Le POPM est un document clé pour organiser la physique médicale au sein des établissements de santé utilisant des rayonnements ionisants. Mais quels éléments doivent y figurer ?
Il formalise l’organisation de la physique médicale au sein de l’établissement et décrit les moyens mis en œuvre pour garantir la sécurité des patients et l’optimisation des doses délivrées lors des actes médicaux.
Nous vous proposons de faire le point sur les contenus essentiels à intégrer dans votre POPM, afin de structurer votre démarche et faciliter son suivi au quotidien.
Le POPM a pour objectif de décrire l’organisation de la physique médicale au sein d’un établissement utilisant des rayonnements ionisants. Il permet notamment d’identifier les ressources disponibles, les responsabilités des différents acteurs et les actions mises en place pour optimiser les pratiques et maîtriser les doses délivrées aux patients.
Sa mise en place est obligatoire depuis l’arrêté du 19 novembre 2004 pour les structures réalisant des actes utilisant des rayonnements ionisants, comme la radiologie, la radiothérapie ou la médecine nucléaire.
Au-delà de l’obligation réglementaire, le POPM est également un outil de pilotage permettant de structurer la démarche de qualité et d’optimisation en physique médicale.

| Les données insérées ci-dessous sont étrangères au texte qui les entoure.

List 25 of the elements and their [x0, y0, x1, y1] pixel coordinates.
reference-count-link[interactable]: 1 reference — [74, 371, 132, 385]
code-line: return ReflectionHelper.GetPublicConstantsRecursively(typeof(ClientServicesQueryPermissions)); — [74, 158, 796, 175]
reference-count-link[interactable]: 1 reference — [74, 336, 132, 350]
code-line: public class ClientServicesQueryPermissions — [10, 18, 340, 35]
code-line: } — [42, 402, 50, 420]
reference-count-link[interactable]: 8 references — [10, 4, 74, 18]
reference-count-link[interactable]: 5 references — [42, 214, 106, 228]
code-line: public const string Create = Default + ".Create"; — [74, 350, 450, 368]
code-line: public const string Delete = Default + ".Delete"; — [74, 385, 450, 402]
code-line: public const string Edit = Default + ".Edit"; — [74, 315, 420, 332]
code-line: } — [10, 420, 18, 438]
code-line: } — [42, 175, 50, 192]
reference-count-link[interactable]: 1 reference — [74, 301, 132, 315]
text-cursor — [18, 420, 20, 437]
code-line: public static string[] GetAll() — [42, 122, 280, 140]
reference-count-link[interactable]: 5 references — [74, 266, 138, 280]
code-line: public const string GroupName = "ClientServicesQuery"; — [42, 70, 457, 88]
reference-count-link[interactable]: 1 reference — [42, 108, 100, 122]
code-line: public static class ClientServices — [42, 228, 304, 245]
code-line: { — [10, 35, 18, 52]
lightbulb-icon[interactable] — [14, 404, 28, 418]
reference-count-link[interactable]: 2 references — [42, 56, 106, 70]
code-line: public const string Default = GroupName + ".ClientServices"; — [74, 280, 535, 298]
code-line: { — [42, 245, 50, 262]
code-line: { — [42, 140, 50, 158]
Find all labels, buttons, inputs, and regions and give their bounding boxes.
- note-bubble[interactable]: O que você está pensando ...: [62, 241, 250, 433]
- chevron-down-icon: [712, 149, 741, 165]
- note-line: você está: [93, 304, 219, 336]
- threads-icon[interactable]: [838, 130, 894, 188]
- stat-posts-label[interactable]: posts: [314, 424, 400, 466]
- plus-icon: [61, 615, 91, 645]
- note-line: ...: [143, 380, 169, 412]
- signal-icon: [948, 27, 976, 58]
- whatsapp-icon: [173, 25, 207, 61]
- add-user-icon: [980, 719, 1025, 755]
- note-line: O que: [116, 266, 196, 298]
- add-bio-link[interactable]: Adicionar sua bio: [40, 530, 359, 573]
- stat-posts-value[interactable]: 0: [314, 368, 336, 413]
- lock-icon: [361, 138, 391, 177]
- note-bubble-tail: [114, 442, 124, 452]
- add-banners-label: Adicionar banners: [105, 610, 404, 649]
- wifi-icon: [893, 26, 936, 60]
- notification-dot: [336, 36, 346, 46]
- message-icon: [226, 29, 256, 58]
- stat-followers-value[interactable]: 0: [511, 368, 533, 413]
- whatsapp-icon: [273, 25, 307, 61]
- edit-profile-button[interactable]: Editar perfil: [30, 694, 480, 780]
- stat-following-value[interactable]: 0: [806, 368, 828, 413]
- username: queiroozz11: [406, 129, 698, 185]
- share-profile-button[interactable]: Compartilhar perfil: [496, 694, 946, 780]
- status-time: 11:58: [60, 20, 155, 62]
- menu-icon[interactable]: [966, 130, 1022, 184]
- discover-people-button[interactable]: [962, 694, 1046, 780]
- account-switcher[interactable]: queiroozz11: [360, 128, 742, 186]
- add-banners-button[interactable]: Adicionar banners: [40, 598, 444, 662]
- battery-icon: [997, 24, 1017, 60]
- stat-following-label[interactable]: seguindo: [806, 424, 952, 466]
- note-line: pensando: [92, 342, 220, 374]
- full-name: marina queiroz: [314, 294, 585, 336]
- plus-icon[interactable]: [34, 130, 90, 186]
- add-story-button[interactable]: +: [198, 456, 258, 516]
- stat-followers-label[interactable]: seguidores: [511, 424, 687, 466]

Pour être efficace, le POPM doit regrouper un certain nombre d’informations permettant de comprendre comment la physique médicale est organisée et mise en œuvre dans l’établissement.
Le POPM doit tout d’abord présenter la place de la physique médicale dans l’organisation générale de l’établissement. Cela inclut notamment :
L’identification des acteurs impliqués (physicien médical, médecins, manipulateurs, conseillers en radioprotection, etc.)
Les responsabilités de chacun
Les organigrammes hiérarchiques et fonctionnels
Cette description permet de clarifier le rôle de chaque intervenant et de structurer la collaboration entre les différents professionnels.
Le document doit également préciser les domaines d’activité concernés, par exemple :
Radiologie conventionnelle
Radiologie interventionnelle
Médecine nucléaire
Radiothérapie
Chaque activité doit être décrite de manière synthétique afin d’identifier les pratiques impliquant des rayonnements ionisants dans l’établissement.
Un POPM doit inclure un inventaire des équipements utilisés dans le cadre de ces activités :
Appareils de radiologie ou de scanner
Équipements de radiothérapie
Dispositifs de médecine nucléaire
Cette partie permet d’avoir une vision claire du parc matériel et de faciliter la gestion des contrôles et des maintenances.
Le POPM doit également préciser les modalités de suivi et de contrôle des équipements, notamment :
Les contrôles qualité internes et externes
Les opérations de maintenance
Les vérifications réglementaires
Un planning prévisionnel de ces actions peut être intégré afin d’assurer un suivi structuré et anticiper les obligations réglementaires.
Enfin, le POPM doit définir les objectifs et les actions à mettre en place pour améliorer les pratiques.
Ce plan d’action peut inclure par exemple :
L’optimisation des doses délivrées aux patients
L’amélioration des pratiques d’imagerie
La mise en place d’indicateurs de suivi
Cette démarche contribue à renforcer la qualité et la sécurité des actes médicaux utilisant des rayonnements ionisants.
Le POPM ne doit pas être considéré comme un simple document administratif. Il s’agit d’un outil opérationnel, intégré au système de gestion de la qualité de l’établissement.
Il doit donc être mis à jour régulièrement, notamment lorsque l’organisation évolue : arrivée de nouveaux équipements, modification de l’équipe, ou développement de nouvelles pratiques.
Cette mise à jour permet de maintenir une organisation adaptée aux besoins de l’établissement et aux exigences réglementaires.
En conclusion, le POPM est un document central pour structurer l’organisation de la physique médicale et garantir l’optimisation de la radioprotection des patients. En décrivant les acteurs, les activités, les équipements et les actions mises en place, il constitue un véritable outil de pilotage pour les établissements de santé.